Вспоминая об этом случае, мать всегда ругалась и говорила, что отец чуть не заморил нас голодной смертью, но при этом в ее глазах читался такой неподдельный восторг, что даже в 12 лет я понимал - она врет.
Наша память избирательна. Я бы хотел запомнить отца целиком, но сознание выдает мне лишь жалкие обрывки сиюминутных ничего незначащих деталей. Вот он сидит после бани - в одной руке кружка, а в другой мятая самокрутка с торчащими палками махры. Вот он сажает картошку - лопата врезается в еще твердую целиковую землю, и в образовавшуюся ямку катятся розовые горошины клубней. Вот - вытаскивает меня из проруби, полумертвого от холода и страха.
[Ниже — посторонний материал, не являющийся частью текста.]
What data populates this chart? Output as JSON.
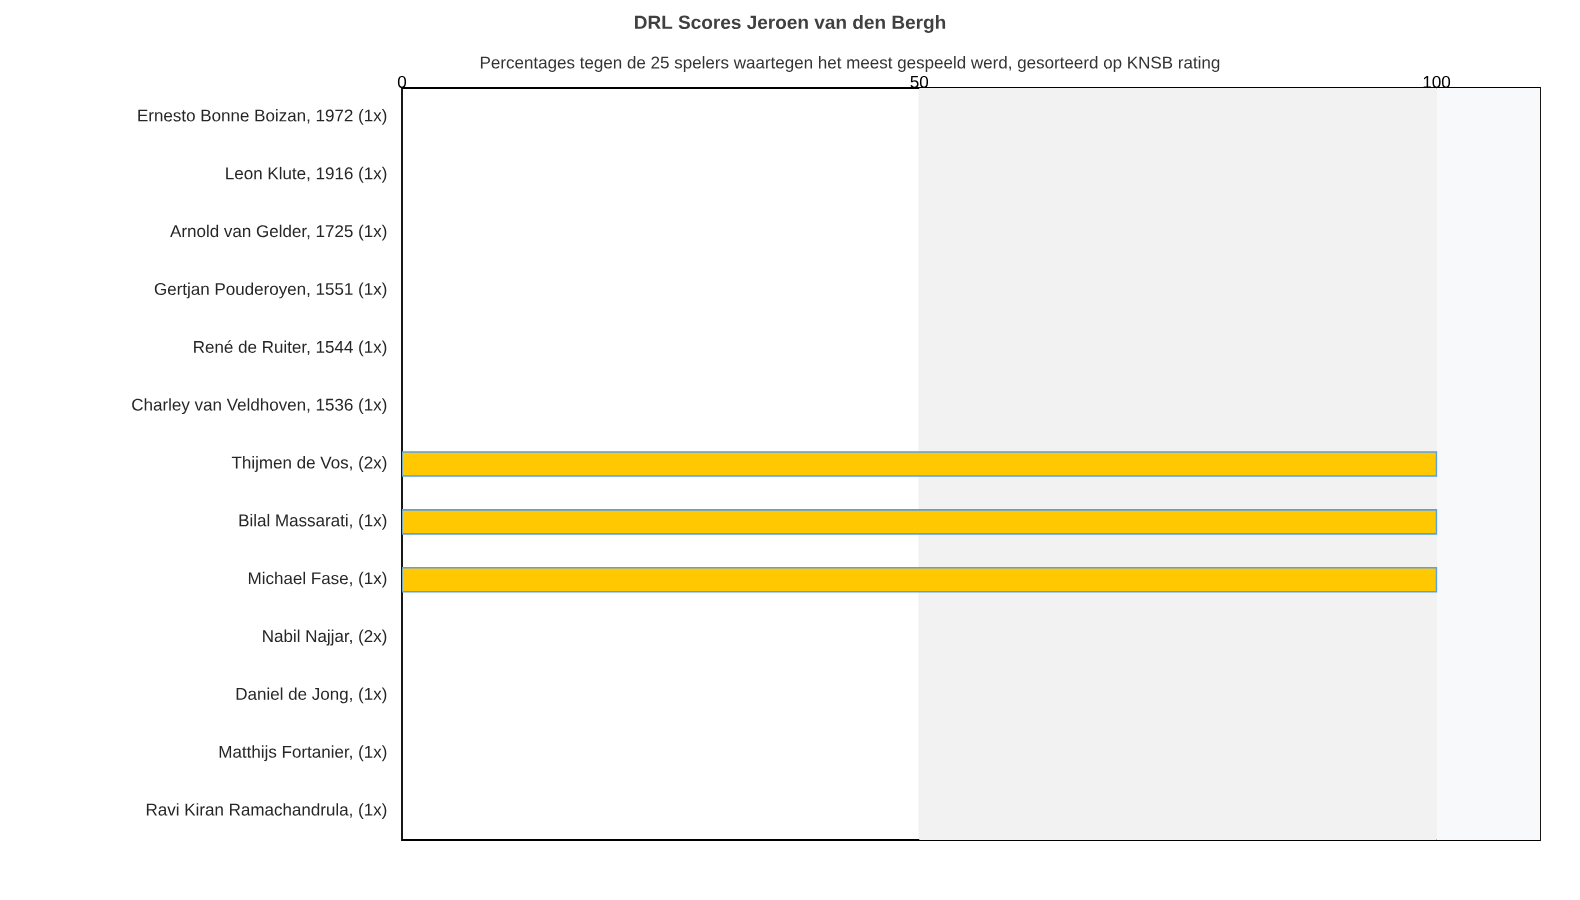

Пожалуй, случай с прорубью, - это единственное, что воспоминания подарили мне. Однако, надо сказать, в этой моей феноменальной памятливости немалая роль досталась брезентовому родительскому ремню.
Это был 39 год. Стояли трескучие морозы. Вода в колодце покрывалась льдом, и его пробивали привязанной вместо ведра кувалдой. В то утро я пришел из школы раньше и слонялся по избе, мучимый тягучей детской завистью. Отец моего одноклассника Володьки разжился в городе отличным цейсовским биноклем, выменяв его на несколько ведер картофеля. Володькиной гордости не было предела, и мне очень хотелось хоть чем-нибудь похвастаться в ответ. Благо такая вещь у меня была. Глубоко в подподле, под кучей рассохшихся огуречных кадушек, хранилась покрытая толстым слоем масла наша единственная семейная ценность - двуствольная охотничья тулка. Еще в период первой мировой, мой прадед притащил ружье с фронта, и все это время двустволка прозябала среди домашних заготовок и бутылок с самогоном. Я наткнулся на нее случайно, играя в прятки, и с тех пор ружье было моей тайной, и манило бесконечно. Рассказать отцу о находке я не решался, потому что понимал - раз вещь спрятана, значит это не просто так.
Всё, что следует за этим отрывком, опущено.